Тем не менее à nos oignions[1], как говорят французы. На чем бишь я остановился? На ланкийской больничной койке, если не ошибаюсь. Так вот, когда теряешь оба глаза, единственное утешение состоит, конечно же, в том, что тебе уже никогда не увидеть, чем ты без них стал. Это немного напоминает старую шутку про Эйфелеву башню. Когда ее воздвигли, кто-то, полагаю один из братьев Гонкур, заметил, что очень любит смотреть на Париж с вершины Эйфелевой башни, поскольку это самая выгодная точка обзора: там он избавлен от созерцания этого гнусного архитектурного опуса. Слава богу, я избавлен от созерцания собственной незрячести. Правда, пальцы мои остались при мне, их я не потерял, так что мог вволю ощупывать и свое лицо, исполосованное вдоль и поперек шрамами, и эти «пузыри», как вы их очень выразительно назвали, и две эти парные дырки, две пустые глазницы. После той аварии я твердо решил: не буду никогда и никого больше травмировать своей физиономией. Какое-то время я даже подумывал о том, чтобы вообще остаться жить в Шри-Ланке. Как прокаженный. Но это, понимаете ли, оказалось куда сложнее, чем вернуться на родину. Сразу возникли вопросы о кредитных карточках, о банковских счетах, о возможности списывать со счетов стоимость покупаемых товаров и прочей ерунде.
— Могу себе представить.
— И потому около года спустя я тихой сапой приполз назад в Англию. Причем дальним, окольным морским путем; прибыл глухой зимой, так что моя закутанная и забинтованная фигура выглядела не слишком нелепо. Поселился здесь, в котсуолдской глуши. Этот дом я купил несколько лет назад, чтобы было где уединиться в выходные дни. Выбрал его потому, что он стоит на отшибе, хотя тогда и не подозревал, как пригодится мне эта его укромность. Приехал я, стало быть, сюда и залег, как в берлоге. Ни газет. Ни радио. Ни телевизора. Ничего. Мир мог провалиться в тартарары — мне было наплевать.
— И вы ни разу не вышли из дому?
— А вы бы на моем месте вышли? Понравилось бы вам, проходя мимо ребенка, слышать, как он визжит от ужаса? Нет, тут я подвираю. Дети не визжат. Эти маленькие создания более стойки, чем принято думать. Они дергают мать за подол и кричат: «Мама, мамочка, посмотри на этого чудного дядю! Ты только погляди, у дяди нет лица!» А смущенные таким поведением матери пытаются утихомирить своих чад. Как правило, пытаются. Я же все это слышу.

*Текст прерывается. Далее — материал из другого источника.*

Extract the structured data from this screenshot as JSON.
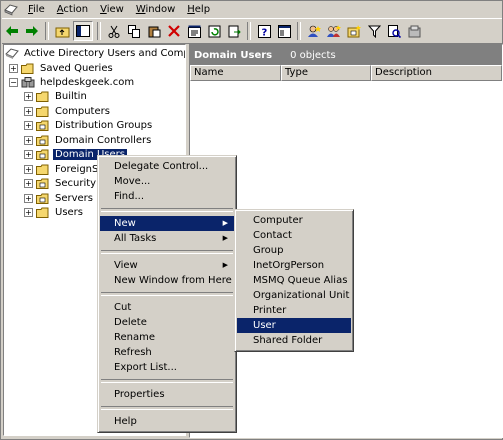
{
  "menubar": {
    "items": [
      {
        "label": "File",
        "key": "F",
        "rest": "ile"
      },
      {
        "label": "Action",
        "key": "A",
        "rest": "ction"
      },
      {
        "label": "View",
        "key": "V",
        "rest": "iew"
      },
      {
        "label": "Window",
        "key": "W",
        "rest": "indow"
      },
      {
        "label": "Help",
        "key": "H",
        "rest": "elp"
      }
    ]
  },
  "toolbar": {
    "icons": [
      "back-arrow-icon",
      "forward-arrow-icon",
      "up-folder-icon",
      "show-tree-icon",
      "cut-icon",
      "copy-icon",
      "paste-icon",
      "delete-icon",
      "properties-icon",
      "refresh-icon",
      "export-icon",
      "help-icon",
      "console-icon",
      "new-user-icon",
      "new-group-icon",
      "new-ou-icon",
      "filter-icon",
      "find-icon",
      "policy-icon"
    ]
  },
  "tree": {
    "root": "Active Directory Users and Computer",
    "saved_queries": "Saved Queries",
    "domain": "helpdeskgeek.com",
    "children": [
      "Builtin",
      "Computers",
      "Distribution Groups",
      "Domain Controllers",
      "Domain Users",
      "ForeignSe",
      "Security G",
      "Servers",
      "Users"
    ]
  },
  "right_pane": {
    "title": "Domain Users",
    "count": "0 objects",
    "columns": [
      "Name",
      "Type",
      "Description"
    ]
  },
  "context_menu": {
    "items": [
      "Delegate Control...",
      "Move...",
      "Find...",
      "New",
      "All Tasks",
      "View",
      "New Window from Here",
      "Cut",
      "Delete",
      "Rename",
      "Refresh",
      "Export List...",
      "Properties",
      "Help"
    ]
  },
  "new_submenu": {
    "items": [
      "Computer",
      "Contact",
      "Group",
      "InetOrgPerson",
      "MSMQ Queue Alias",
      "Organizational Unit",
      "Printer",
      "User",
      "Shared Folder"
    ]
  },
  "colors": {
    "highlight": "#0a246a",
    "face": "#d4d0c8",
    "header_gray": "#808080"
  }
}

— А вы никогда не думали о пластической операции?
— Не думал ли я о пластической операции? Джон, дорогой, то, что вы перед собой видите, и есть результат пластической операции. Все: вот это, и это, и то, даже это — взгляните-ка, подергайте сами, ну же, дергайте, — все это получилось потом, а не до операции. Возможно, моя физиономия и напоминает картинку-головоломку, но на самом деле в ней не хватает только двух элементов.
— И вы говорите, что все это время просидели здесь, в четырех стенах?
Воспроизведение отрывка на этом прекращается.